Bisnis.com, JAKARTA — Draf Rancangan Undang-Undang tentang Pengembangan dan Penguatan Sektor Keuangan (RUU PPSK) atau Omnibus Law Keuangan dinilai bermasalah.
Pakar Kebijakan Publik Universitas Pembangunan Nasional Veteran Jakarta dan Co-Founder Narasi Institute Achmad Nur Hidayat menilai draf Omnibus Law Keuangan masih berisi pasal-pasal yang tidak mendorong penguatan lembaga dan sektor keuangan, justru melemahkan.
"Partisipasi rakyat dalam penyusunan RUU PPSK atau Omnibus Law Keuangan sangat minim. Draf aturan yang ada pun mengancam independensi sejumlah lembaga, sehingga menimbulkan masalah yang pelik," ujar Achmad dalam keterangan resmi, pada Kamis (7/7/2022).
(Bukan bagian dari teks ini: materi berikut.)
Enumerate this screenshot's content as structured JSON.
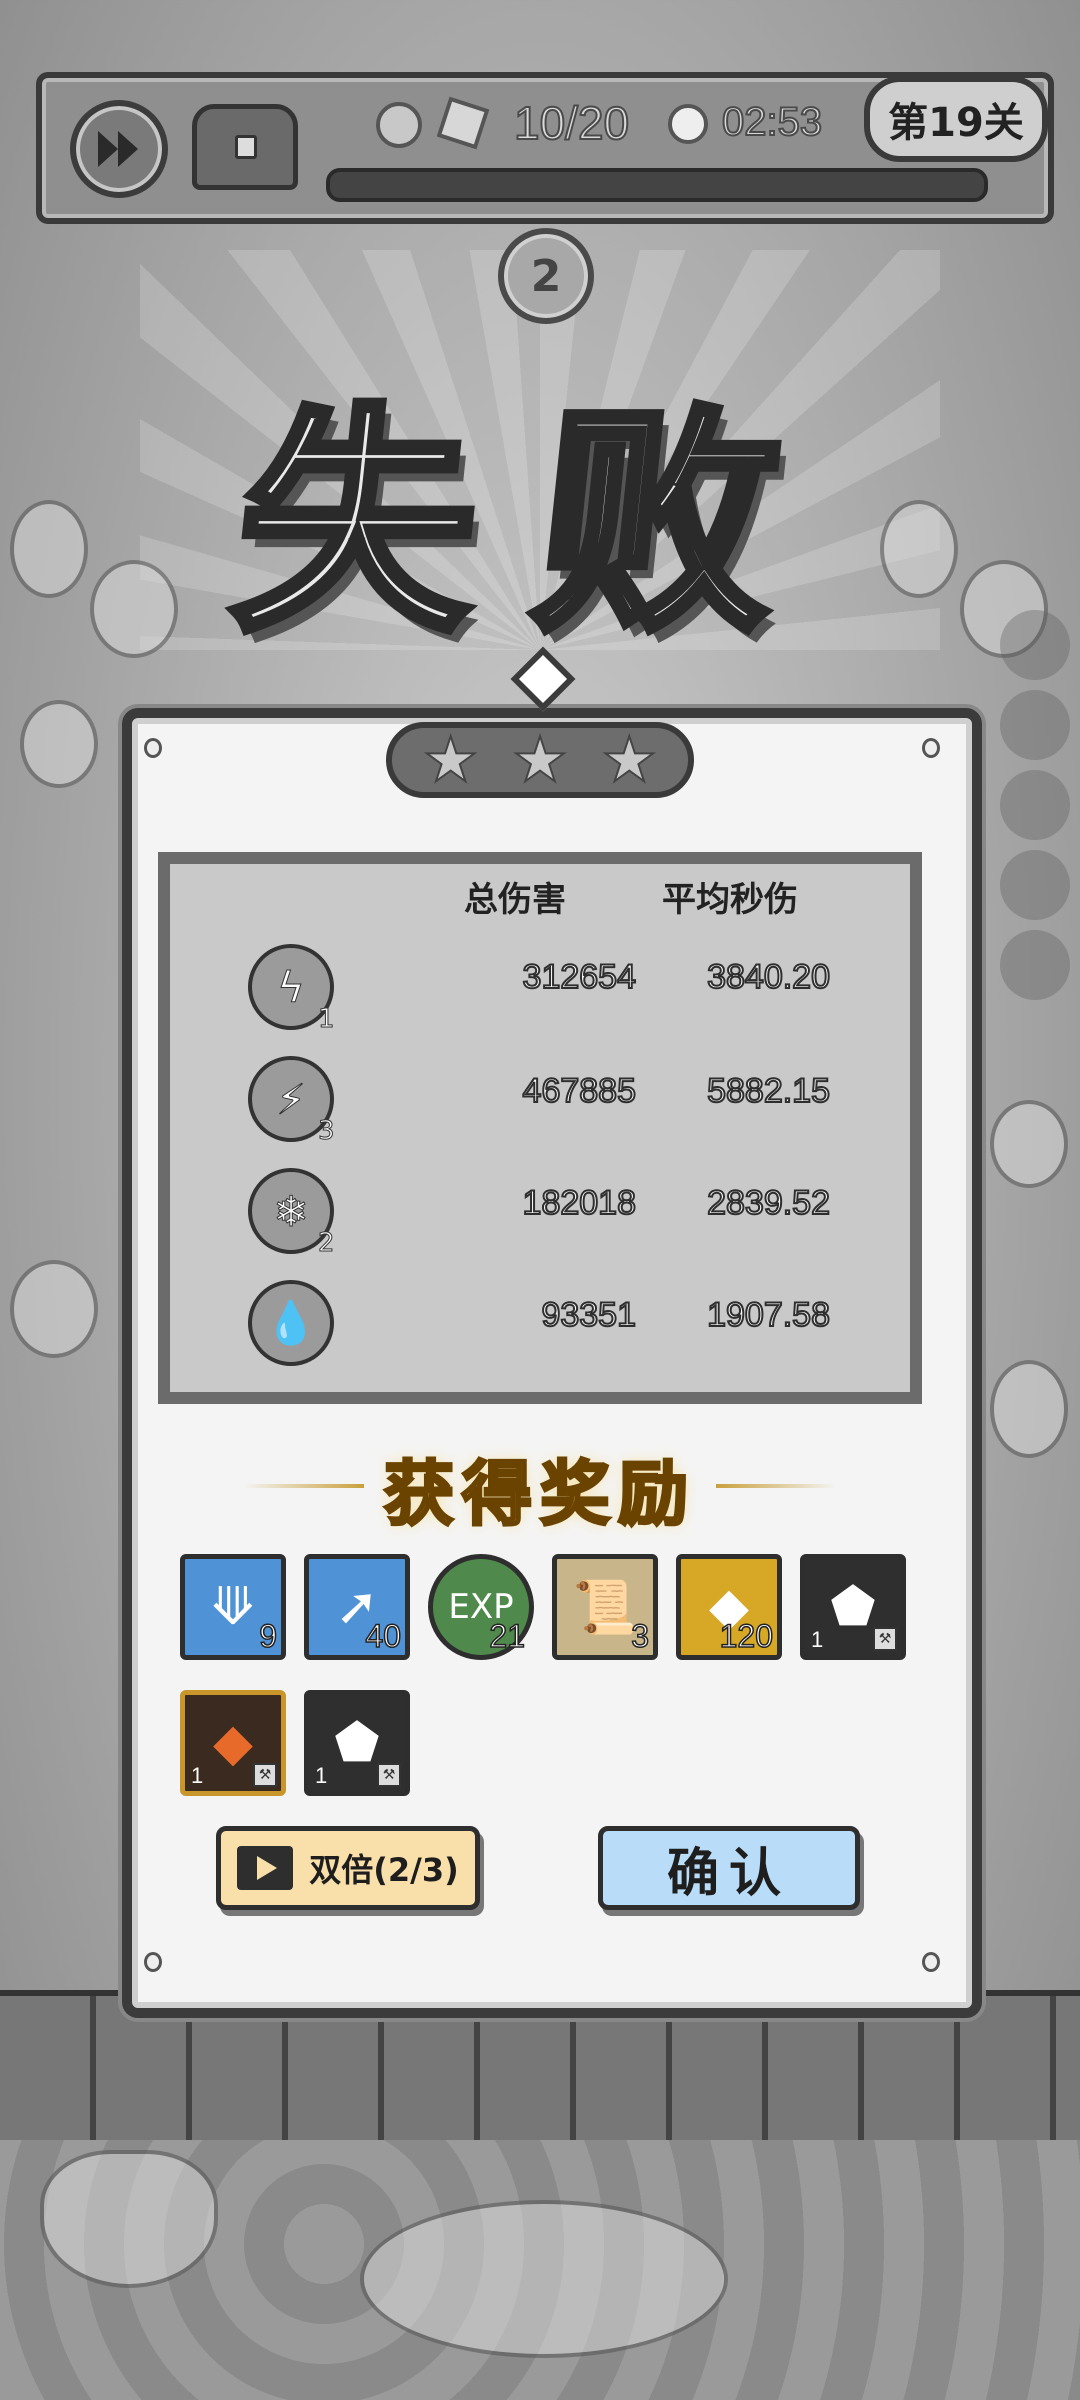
{
  "hud": {
    "resource_count": "10/20",
    "timer": "02:53",
    "stage_label": "第19关",
    "wave_number": "2",
    "progress": 0.0
  },
  "result": {
    "title": "失败",
    "stars_earned": 0,
    "stars_total": 3
  },
  "stats": {
    "header_total": "总伤害",
    "header_dps": "平均秒伤",
    "rows": [
      {
        "icon": "lightning-strike-icon",
        "level": "1",
        "total": "312654",
        "dps": "3840.20"
      },
      {
        "icon": "chain-lightning-icon",
        "level": "3",
        "total": "467885",
        "dps": "5882.15"
      },
      {
        "icon": "ice-crystal-icon",
        "level": "2",
        "total": "182018",
        "dps": "2839.52"
      },
      {
        "icon": "poison-drop-icon",
        "level": "",
        "total": "93351",
        "dps": "1907.58"
      }
    ]
  },
  "rewards": {
    "title": "获得奖励",
    "items": [
      {
        "icon": "drill-card-icon",
        "count": "9",
        "color": "#4f93d6"
      },
      {
        "icon": "spear-card-icon",
        "count": "40",
        "color": "#4f93d6"
      },
      {
        "icon": "exp-orb-icon",
        "label": "EXP",
        "count": "21",
        "color": "#4f8a4c"
      },
      {
        "icon": "scroll-icon",
        "count": "3",
        "color": "#c9b58a"
      },
      {
        "icon": "gold-coin-icon",
        "count": "120",
        "color": "#d6a826"
      },
      {
        "icon": "stone-ore-icon",
        "count": "1",
        "color": "#2f2f2f"
      },
      {
        "icon": "amber-ore-icon",
        "count": "1",
        "color": "#3a2a20"
      },
      {
        "icon": "stone-ore-icon",
        "count": "1",
        "color": "#2f2f2f"
      }
    ]
  },
  "buttons": {
    "double_label": "双倍(2/3)",
    "confirm_label": "确认"
  }
}
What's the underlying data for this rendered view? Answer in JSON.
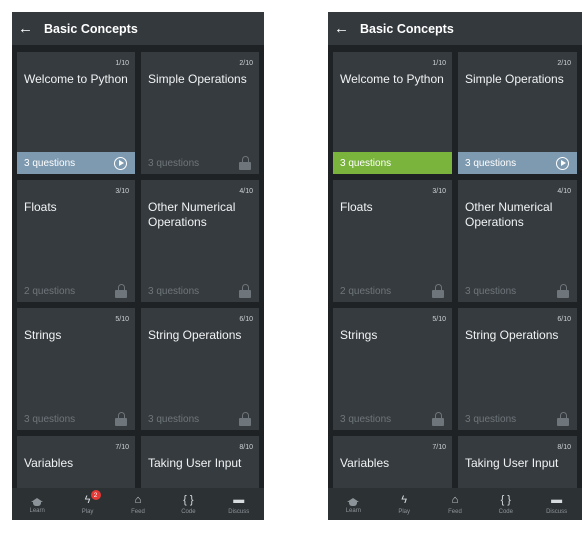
{
  "header": {
    "title": "Basic Concepts",
    "back_icon": "←"
  },
  "cards": [
    {
      "number": "1/10",
      "name": "Welcome to Python",
      "questions": "3 questions"
    },
    {
      "number": "2/10",
      "name": "Simple Operations",
      "questions": "3 questions"
    },
    {
      "number": "3/10",
      "name": "Floats",
      "questions": "2 questions"
    },
    {
      "number": "4/10",
      "name": "Other Numerical Operations",
      "questions": "3 questions"
    },
    {
      "number": "5/10",
      "name": "Strings",
      "questions": "3 questions"
    },
    {
      "number": "6/10",
      "name": "String Operations",
      "questions": "3 questions"
    },
    {
      "number": "7/10",
      "name": "Variables",
      "questions": ""
    },
    {
      "number": "8/10",
      "name": "Taking User Input",
      "questions": ""
    }
  ],
  "nav": {
    "learn": "Learn",
    "play": "Play",
    "play_badge": "2",
    "feed": "Feed",
    "code": "Code",
    "discuss": "Discuss",
    "play_glyph": "ϟ",
    "feed_glyph": "⌂",
    "code_glyph": "{ }",
    "discuss_glyph": "▬"
  },
  "colors": {
    "active_blue": "#7e9ab0",
    "completed_green": "#7ab43c",
    "badge_red": "#e53935",
    "background": "#1f2224"
  }
}
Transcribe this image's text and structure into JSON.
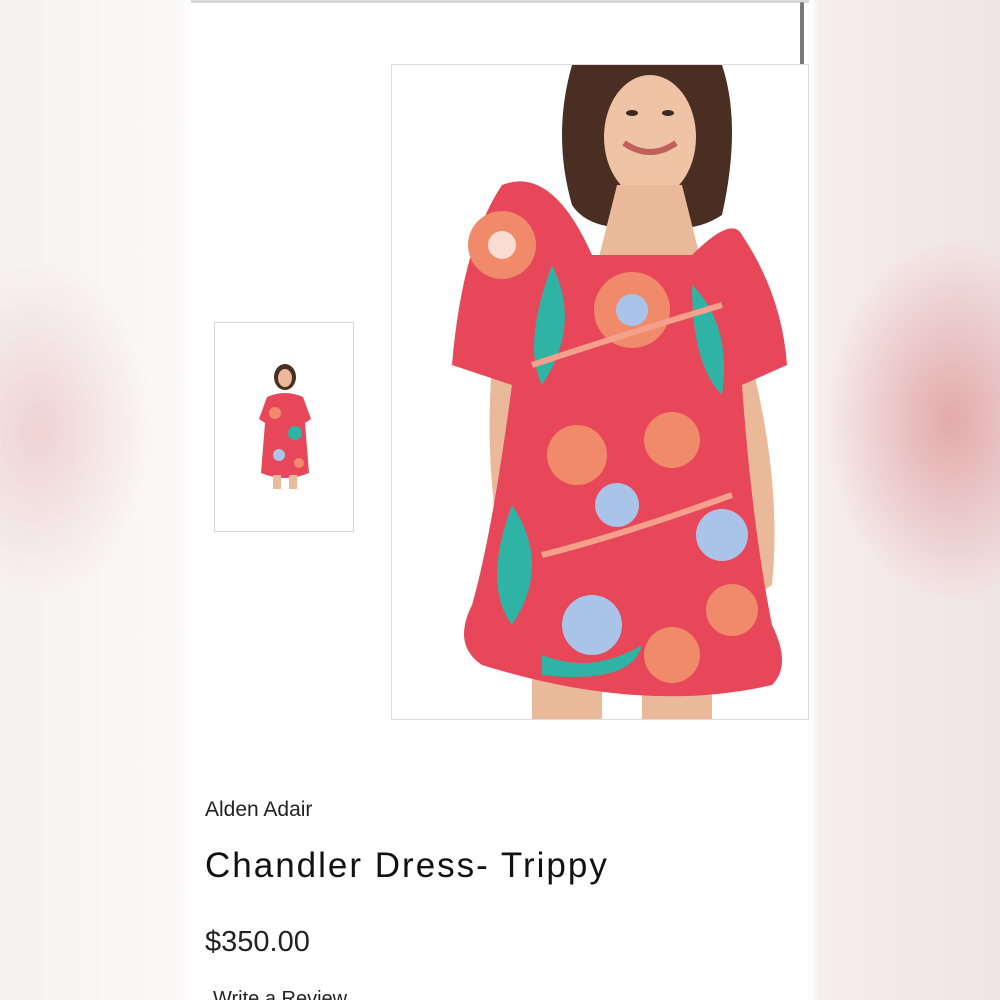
{
  "product": {
    "brand": "Alden Adair",
    "title": "Chandler Dress- Trippy",
    "price": "$350.00",
    "review_link": "Write a Review"
  },
  "gallery": {
    "thumbnail_count": 1,
    "selected_index": 0
  },
  "colors": {
    "dress_red": "#e8475a",
    "dress_coral": "#f08a6a",
    "dress_teal": "#2fb3a4",
    "dress_lightblue": "#a9c4e8",
    "hair": "#4a2e22",
    "skin": "#e9b99a"
  }
}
Salah satu contohnya penghapusan Pasal 47 huruf c terkait larangan Anggota Dewan Gubernur Bank Indonesia (BI) menjadi pengurus dan/atau anggota partai politik dapat memperburuk kondisi bank sentral.
Lalu, terdapat poin lepasnya APBN penyehatan bank gagal berdampak sistemik, yang membuat beban kewajibannya ada di BI dan Lembaga Penjamin Simpanan [LPS].
Achmad merekomendasikan sejumlah poin perbaikan untuk Omnibus Law Keuangan, terutama dengan melibatkan partisipasi rakyat secara maksimal.
Baca Juga
Rekomendasi pertamanya adalah aturan itu jangan sampai menambah kekuatan absolut kepada Komite Stabilitas Sistem Keuangan (KSSK), dengan ketua menteri keuangan, dalam penentuan seluruh kebijakan.
Dia menilai Menteri Keuangan adalah bagian alat politik pemerintah yang selalu melihatnya siklus lima tahunan dan seringkali abai melihat keberlanjutan perekonomian di masa depan.
"Oleh karena itu, niat pengembangan sistem keuangan jangan disusupi niat penguatan otoritas eksekutif dengan mengurangi kewenangan institusi lain, seperti BI dan OJK," imbuhnya.
Menurutnya, DPR dan pemerintah jangan mengartikan penanganan krisis jangan sebagai pelimpahan kewenangan penuh kepada eksekutif, sehingga eksekutif berpotensi menjadi abuse of power. Salah satu contohnya penanganan krisis tidak dapat hanya dilakukan oleh KSSK yang tidak memiliki dewan pengawas.
"Saat ini, tidak ada dewan pengawasan dalam KSSK. DPR RI hanya menerima hasil laporannya saja tanpa disertai data pembanding dari struktur pengawasan lain di luar menteri keuangan, BI, dan OJK," katanya.
Omninbus Law Keuangan pun turut berisi aturan penguatan kewenangan LPS, termasuk dalam menentukan penggunaan dana LPS untuk penyelamatan bank gagal. Menurut Achmad, LPS sendiri masih dipertahankan di bawah pemerintah, sehingga aturan itu terbilang sebagai penguatan eksekutif.
Penguatan kelembagaan LPS juga perlu disertai penguatan kelembagaan yang tidak lagi di bawah pemerintah, tetapi menjadi badan khusus di luar pemerintahan.
"Di mana LPS dan OJK perlu memiliki lembaga pengawas independen yang melaporkan [kinerjanya] kepada DPR," kata Achmad.
Lalu, draf RUU PPSK menurutnya harus tidak melemahkan independensi bank sentral atas nama stabilitas sistem keuangan. BI dan OJK harus mampu menjaga independensinya agar pengaruh eksekutif tidak semakin besar dan mengaburkan kepentingan jangka panjang atas stabilitas keuangan.
"Jangan demi memuaskan syahwat jangka pendek dari eksekutif pemerintahan, yaitu menang pemilu lima tahunan," katanya.